On a dark May night in 1936, Charles Poole was kidnapped by a black-hooded band, transported to a remote corner of southwest Detroit, and gunned down along the side of the road. His offense, according to his murderers? He had allegedly beaten his wife, although Poole, while pleading for his life, explained that she had been hospitalized not because of a beating but because she was having a baby.  Charles Poole, an organizer for the Works Progress Administration, was murdered by the Black Legion after they accused him of beating his wife.
 

     The gang that killed Poole was part of the Black Legion, and the triggerman was Dayton Dean, an employee of the Detroit Public Lighting Department and, by all accounts, a man who simply lived for violence. As such, Dean fit the profile of the Black Legion, whose propensity for violence, as one contemporary observed, made the Ku Klux Klan look like a cream puff.

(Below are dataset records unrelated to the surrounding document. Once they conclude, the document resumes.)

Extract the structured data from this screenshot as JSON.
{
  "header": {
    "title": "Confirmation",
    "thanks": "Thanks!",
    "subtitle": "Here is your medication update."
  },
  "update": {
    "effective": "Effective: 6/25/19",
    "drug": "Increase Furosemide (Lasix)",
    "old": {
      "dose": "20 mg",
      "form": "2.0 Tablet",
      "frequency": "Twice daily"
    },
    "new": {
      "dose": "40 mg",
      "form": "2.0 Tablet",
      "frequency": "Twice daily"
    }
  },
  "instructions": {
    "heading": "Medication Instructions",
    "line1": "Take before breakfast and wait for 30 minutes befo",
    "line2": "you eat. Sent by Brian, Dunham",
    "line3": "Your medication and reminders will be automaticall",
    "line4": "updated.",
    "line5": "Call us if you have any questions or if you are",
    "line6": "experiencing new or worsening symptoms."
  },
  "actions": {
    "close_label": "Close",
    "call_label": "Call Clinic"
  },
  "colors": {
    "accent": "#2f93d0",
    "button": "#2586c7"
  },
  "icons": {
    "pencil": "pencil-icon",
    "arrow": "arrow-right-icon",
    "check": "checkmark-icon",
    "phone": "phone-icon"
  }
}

     The Black Legion was founded in the mid-1920s as the Black Guards, a security force for the officers of the Ohio Ku Klux Klan. A Michigan regiment was established in 1931, with Arthur Lupp of Highland Park as its major general. Organized along military lines, the Michigan Legion had five brigades, 16 regiments, 64 batallions, and 256 companies. Although its members boasted that there were one million legionaires in Michigan, it probably had only between 20,000 and 30,000 members in the state in the 1930s, one third of whom lived in Detroit.

     The legion had various fronts to cover its activities, such as the Wayne County Rifle and Pistol Club, whose members frequented a downtown Detroit sporting goods store with a backroom firing range. It also had a political front as well, the Wolverine Republican Club. The legion's political objectives were broad and, at the same time, narrowly specific. As one of its promotional pieces stated, "we will fight political Romanism [the Catholic Church], Judaism, Communism, and all 'isms' which our forefathers came to this country to avoid."

     Some legionaires, more inclined toward outright violence for the sake of violence, went*****
Link Posted: 5/28/2002 4:16:04 PM EDT
[#17]
Note the above dates (both edited stories from the old Detroit paper at www.detnews.com).
You can make the argument that the laws and the Legion were unconnected, and that the KKK was the driving force...but the dates are close.
Link Posted: 5/28/2002 8:45:04 PM EDT
[#18]
To get back to the original question, when I moved back to Michigan after a stay on the east coast, I had to register all of the handguns I had purchased while living in another state.  I had to surrender them to the sheriff's office for a couple of days so that they could run them and make sure that they were not stolen, then I had to do the 'safety inspection certificate' thing for them all.  At that time, you had to give them your thumbprint, and one thumbprint went on the 'inspection certificate' that I got for each gun.  Long guns you didn't have to register then, and I'm pretty sure you still don't.